Reinforcement learning from human or AI feedback (RLHF/RLAIF) for speech-in/speech-out dialogue systems (SDS) remains underexplored, with prior work largely limited to single semantic rewards applied at the utterance level. Such setups overlook the multi-dimensional and multi-modal nature of conversational quality, which encompasses semantic coherence, audio naturalness, speaker consistency, emotion alignment, and turn-taking behavior.

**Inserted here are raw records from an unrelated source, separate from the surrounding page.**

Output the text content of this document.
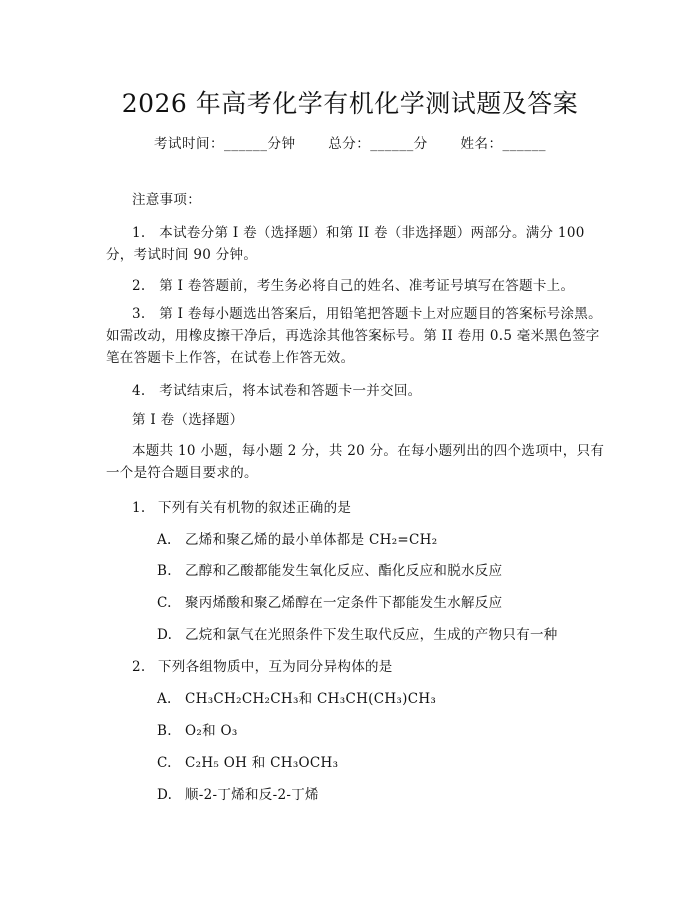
2026 年高考化学有机化学测试题及答案
考试时间：______分钟 总分：______分 姓名：______
注意事项：
1.　本试卷分第 I 卷（选择题）和第 II 卷（非选择题）两部分。满分 100 分，考试时间 90 分钟。
2.　第 I 卷答题前，考生务必将自己的姓名、准考证号填写在答题卡上。
3.　第 I 卷每小题选出答案后，用铅笔把答题卡上对应题目的答案标号涂黑。如需改动，用橡皮擦干净后，再选涂其他答案标号。第 II 卷用 0.5 毫米黑色签字笔在答题卡上作答，在试卷上作答无效。
4.　考试结束后，将本试卷和答题卡一并交回。
第 I 卷（选择题）
本题共 10 小题，每小题 2 分，共 20 分。在每小题列出的四个选项中，只有一个是符合题目要求的。
1. 下列有关有机物的叙述正确的是
A. 乙烯和聚乙烯的最小单体都是 CH₂=CH₂
B. 乙醇和乙酸都能发生氧化反应、酯化反应和脱水反应
C. 聚丙烯酸和聚乙烯醇在一定条件下都能发生水解反应
D. 乙烷和氯气在光照条件下发生取代反应，生成的产物只有一种
2. 下列各组物质中，互为同分异构体的是
A. CH₃CH₂CH₂CH₃和 CH₃CH(CH₃)CH₃
B. O₂和 O₃
C. C₂H₅ OH 和 CH₃OCH₃
D. 顺-2-丁烯和反-2-丁烯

Moreover, they are fundamentally mismatched with duplex spoken dialogue systems that generate responses incrementally, where agents must make decisions based on partial utterances. We address these limitations with the first multi-reward RLAIF framework for SDS, combining semantic, audio-quality, and emotion-consistency rewards. To align utterance-level preferences with incremental, blockwise decoding in duplex models, we apply turn-level preference sampling and aggregate per-block log-probabilities within a single DPO objective. We present the first systematic study of preference learning for improving SDS quality in both multi-turn Chain-of-Thought and blockwise duplex models, and release a multi-reward DPO dataset to support reproducible research. Experiments show that single-reward RLAIF selectively improves its targeted metric, while joint multi-reward training yields consistent gains across semantic quality and audio naturalness. These results highlight the importance of holistic, multi-reward alignment for practical conversational SDS.